怎样消除段首半角空格缩进?

本文由 fuyanger2017-01-01 发表於 "语料库标注" 讨论区

Tags:
  1. fuyanger

    fuyanger 普通会员

    Is there anyone could tell me how to make the first pattern become the second pattern ?

    The first pattern:
    Report on the Work of the Government (2007)
    The following is the full text of the Report on the Work of the Government delivered by Premier Wen Jiabao at the Fifth Session of the Tenth National People's Congress on March 5, 2007:
    REPORT ON THE WORK OF THE GOVERNMENT
    Delivered at the Fifth Session of the
    Tenth National People's Congress on March 5, 2007
    Wen Jiabao
    Premier of the State Council
    Fellow Deputies,
    The second pattern:
    REPORT ON THE WORK OF THE GOVERNMENT
    Delivered at the Second Session of the Eleventh National People's Congress on March 5, 2009
    Wen Jiabao
    Premier of the State Council
    Fellow Deputies,
    On behalf of the State Council, I now present to you my report on the work of the government for yourdeliberation and approval. I also solicit comments and suggestions on the report from the members of the National Committee of the Chinese People's Political Consultative Conference (CPPCC).
    I. Review of the Work in 2008
    The year 2008 was truly eventful. Our country's economic and social development withstood severe challenges and tests that were rarely seen before.
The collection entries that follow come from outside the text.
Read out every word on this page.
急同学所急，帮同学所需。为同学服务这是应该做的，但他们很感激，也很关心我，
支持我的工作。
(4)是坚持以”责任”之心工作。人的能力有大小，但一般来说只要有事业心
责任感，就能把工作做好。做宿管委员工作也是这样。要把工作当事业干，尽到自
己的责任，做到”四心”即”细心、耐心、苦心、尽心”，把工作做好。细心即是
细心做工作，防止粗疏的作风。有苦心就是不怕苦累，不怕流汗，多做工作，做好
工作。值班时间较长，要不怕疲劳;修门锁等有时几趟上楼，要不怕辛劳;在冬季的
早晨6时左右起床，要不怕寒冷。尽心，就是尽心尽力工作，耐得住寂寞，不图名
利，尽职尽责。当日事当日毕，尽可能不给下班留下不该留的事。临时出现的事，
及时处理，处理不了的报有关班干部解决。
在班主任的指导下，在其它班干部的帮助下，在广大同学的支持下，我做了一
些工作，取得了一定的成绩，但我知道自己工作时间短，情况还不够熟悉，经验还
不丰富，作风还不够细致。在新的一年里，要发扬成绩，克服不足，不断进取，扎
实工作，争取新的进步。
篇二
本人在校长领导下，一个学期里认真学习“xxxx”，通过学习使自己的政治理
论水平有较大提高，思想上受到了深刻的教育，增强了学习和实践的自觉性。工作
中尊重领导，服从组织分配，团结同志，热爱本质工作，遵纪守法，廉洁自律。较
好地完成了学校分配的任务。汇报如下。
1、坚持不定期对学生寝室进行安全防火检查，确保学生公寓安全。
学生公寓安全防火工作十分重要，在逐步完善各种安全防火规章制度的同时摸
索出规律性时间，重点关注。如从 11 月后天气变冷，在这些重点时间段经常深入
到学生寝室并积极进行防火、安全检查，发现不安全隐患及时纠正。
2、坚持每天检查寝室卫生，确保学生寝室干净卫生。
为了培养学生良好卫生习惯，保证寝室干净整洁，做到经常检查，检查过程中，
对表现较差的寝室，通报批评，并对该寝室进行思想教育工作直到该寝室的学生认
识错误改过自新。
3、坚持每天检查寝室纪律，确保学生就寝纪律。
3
Under the leadership of the Communist Party of China (CPC), the people of all our ethnic groups faced difficulties squarely, worked with courage and determination, surmounted all difficulties and obstacles, and made new achievements in reform, opening up and socialist modernization.
     
  2. Please describe your problem more precisely. Your title doesn't match your message body.
     
  3. fuyanger

    fuyanger 普通会员

    My question is how to make the pattern in the first pic into the pattern in the sencond pic.:) 7.png 9.png
     
  4. Windows Notepad isn't a good tool for such purposes. Consider Notepad++ or other similar powerful text editors instead, which have built-in support for regular expressions.
    To remove leading spaces, replace call instances of ^\s+ with nothing.
    However, it isn't so easy to to connect two lines (paragraphs) as you wish. The software doesn't know which lines should be connected. You could do this manually. After all, government reports are not very long.
     
    Last edited: 2017-01-03
  5. fuyanger

    fuyanger 普通会员

    Manually, it would be time-comsuming, for ten years of government report await me~ Anyway, I will do it! Also, thanks for ur advice~